Every product-based business struggles with this. How can you provide value that exceeds the price of the product? The answer: exceptional customer service, which is more about mitigating disloyalty than driving loyalty. Dixon points out that customers are disloyal when businesses get the basics wrong: deliveries are late, communication is poor, or the company fails to execute. This happens when the business does not stay in touch with their customers’ needs; when the status-quo is prioritized over improvement efforts. When curiosity and a desire for improvement ceases.

Spend lots of time talking to your customers. You’d be amazed at how many companies don’t listen to their customers. – Ross Perot


Creating a Personal Brand


Correcting customer churn requires treating existing customers with the same passion as new customers. Customer service and sales teams must understand the value associated with these customers and place a higher priority on nurturing both new and existing relationships.

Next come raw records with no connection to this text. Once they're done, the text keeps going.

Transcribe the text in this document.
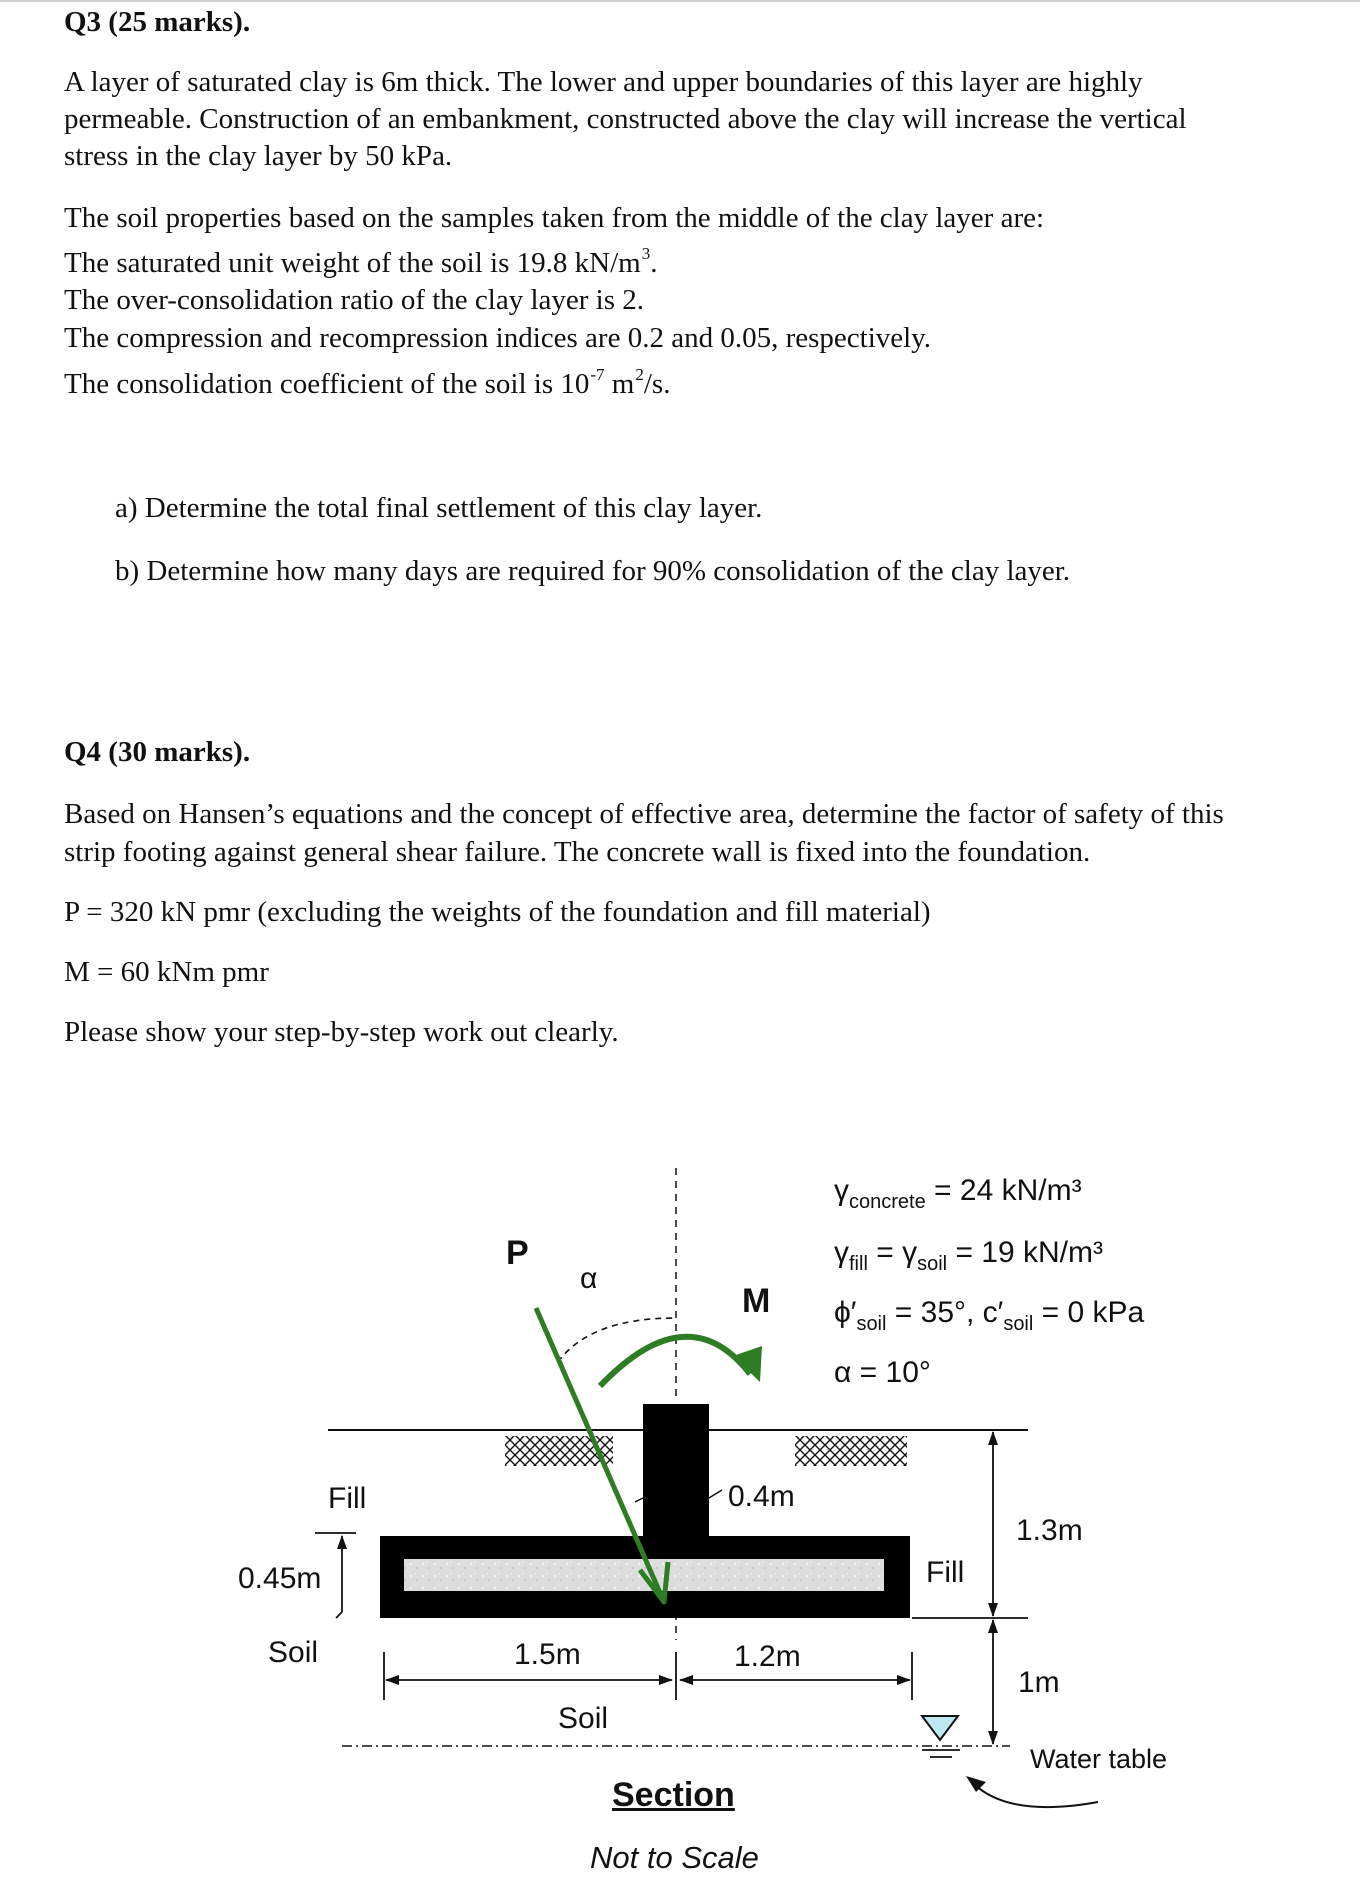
Q3 (25 marks).
A layer of saturated clay is 6m thick. The lower and upper boundaries of this layer are highly
permeable. Construction of an embankment, constructed above the clay will increase the vertical
stress in the clay layer by 50 kPa.
The soil properties based on the samples taken from the middle of the clay layer are:
The saturated unit weight of the soil is 19.8 $kN/m^3$.
The over-consolidation ratio of the clay layer is 2.
The compression and recompression indices are 0.2 and 0.05, respectively.
The consolidation coefficient of the soil is $10^{-7}$ $m^2/s$.
a) Determine the total final settlement of this clay layer.
b) Determine how many days are required for 90% consolidation of the clay layer.
Q4 (30 marks).
Based on Hansen’s equations and the concept of effective area, determine the factor of safety of this
strip footing against general shear failure. The concrete wall is fixed into the foundation.
P = 320 kN pmr (excluding the weights of the foundation and fill material)
M = 60 kNm pmr
Please show your step-by-step work out clearly.
P
α
M
$\gamma_{concrete} = 24$ kN/m³
$\gamma_{fill} = \gamma_{soil} = 19$ kN/m³
$\phi'_{soil} = 35^\circ$, $c'_{soil} = 0$ kPa
α = 10°
Fill
Fill
0.4m
0.45m
Soil	1.5m	1.2m
Soil
1.3m
1m
Water table
Section
Not to Scale
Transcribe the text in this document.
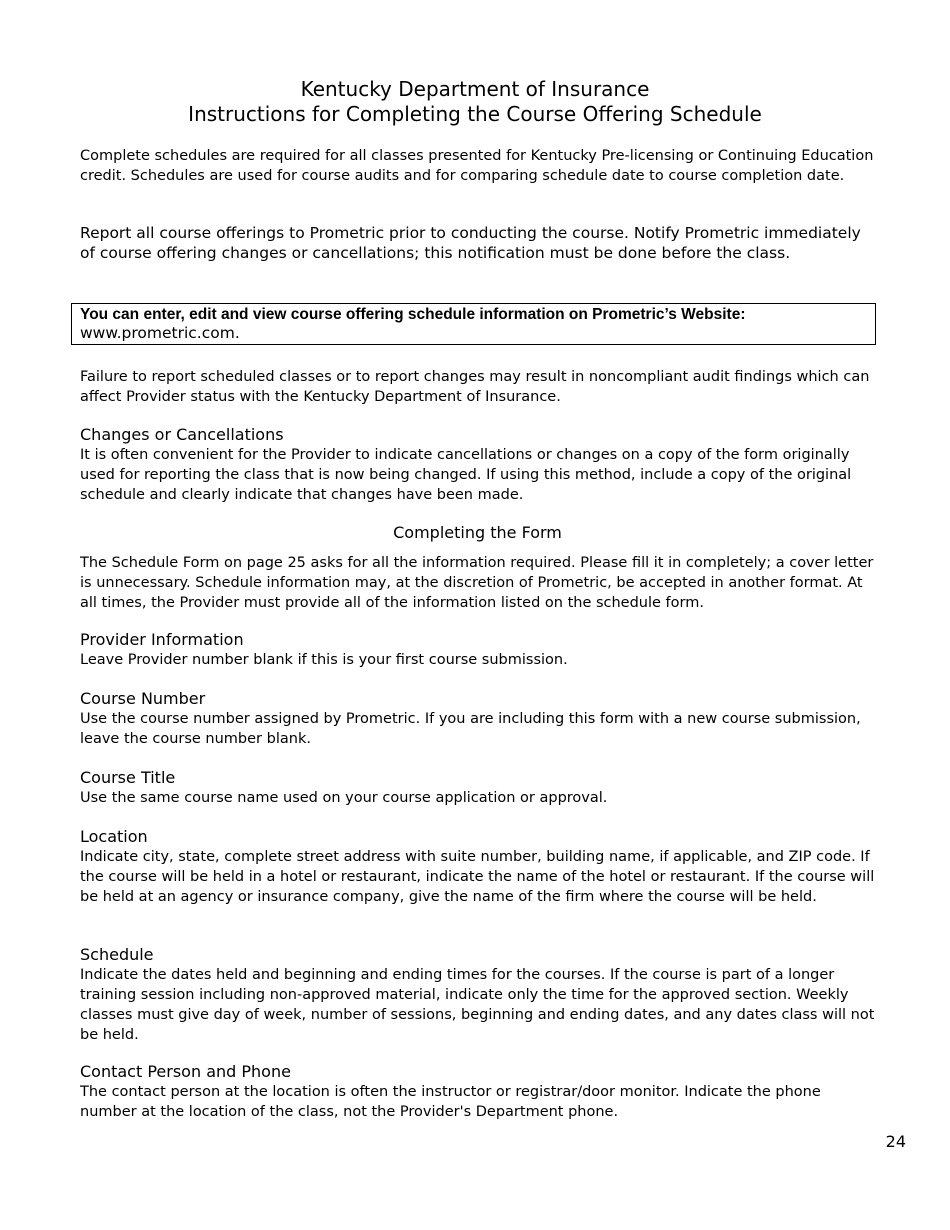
Kentucky Department of Insurance
Instructions for Completing the Course Offering Schedule

Complete schedules are required for all classes presented for Kentucky Pre-licensing or Continuing Education credit. Schedules are used for course audits and for comparing schedule date to course completion date.

Report all course offerings to Prometric prior to conducting the course. Notify Prometric immediately of course offering changes or cancellations; this notification must be done before the class.

You can enter, edit and view course offering schedule information on Prometric’s Website:

www.prometric.com.

Failure to report scheduled classes or to report changes may result in noncompliant audit findings which can affect Provider status with the Kentucky Department of Insurance.

Changes or Cancellations

It is often convenient for the Provider to indicate cancellations or changes on a copy of the form originally used for reporting the class that is now being changed. If using this method, include a copy of the original schedule and clearly indicate that changes have been made.

Completing the Form

The Schedule Form on page 25 asks for all the information required. Please fill it in completely; a cover letter is unnecessary. Schedule information may, at the discretion of Prometric, be accepted in another format. At all times, the Provider must provide all of the information listed on the schedule form.

Provider Information

Leave Provider number blank if this is your first course submission.

Course Number

Use the course number assigned by Prometric. If you are including this form with a new course submission, leave the course number blank.

Course Title

Use the same course name used on your course application or approval.

Location

Indicate city, state, complete street address with suite number, building name, if applicable, and ZIP code. If the course will be held in a hotel or restaurant, indicate the name of the hotel or restaurant. If the course will be held at an agency or insurance company, give the name of the firm where the course will be held.

Schedule

Indicate the dates held and beginning and ending times for the courses. If the course is part of a longer training session including non-approved material, indicate only the time for the approved section. Weekly classes must give day of week, number of sessions, beginning and ending dates, and any dates class will not be held.

Contact Person and Phone

The contact person at the location is often the instructor or registrar/door monitor. Indicate the phone number at the location of the class, not the Provider's Department phone.

24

One way to do this is to encourage team members to create their own personal brand. Although each employee works under the company umbrella, there is still a personal element at play. A personal brand defines individual employees to customers. It is the characteristics, personality, and drive that defines the relationship. It is understanding that simply selling a product does not always solve the problem but that, with dialog, the right problem can be uncovered and resolved. It is getting past the superficial – even if that means picking up the phone or visiting in person – and getting to the root.

Your customer doesn’t care how much you know until they know how much you care. – Damon Richards

As an organization, be willing to take stock in your current position and always be open to constant improvement and small wins. Doing so supports business growth and gives customer service and sales teams the opportunity to create deep, long-lasting relationships with existing customers.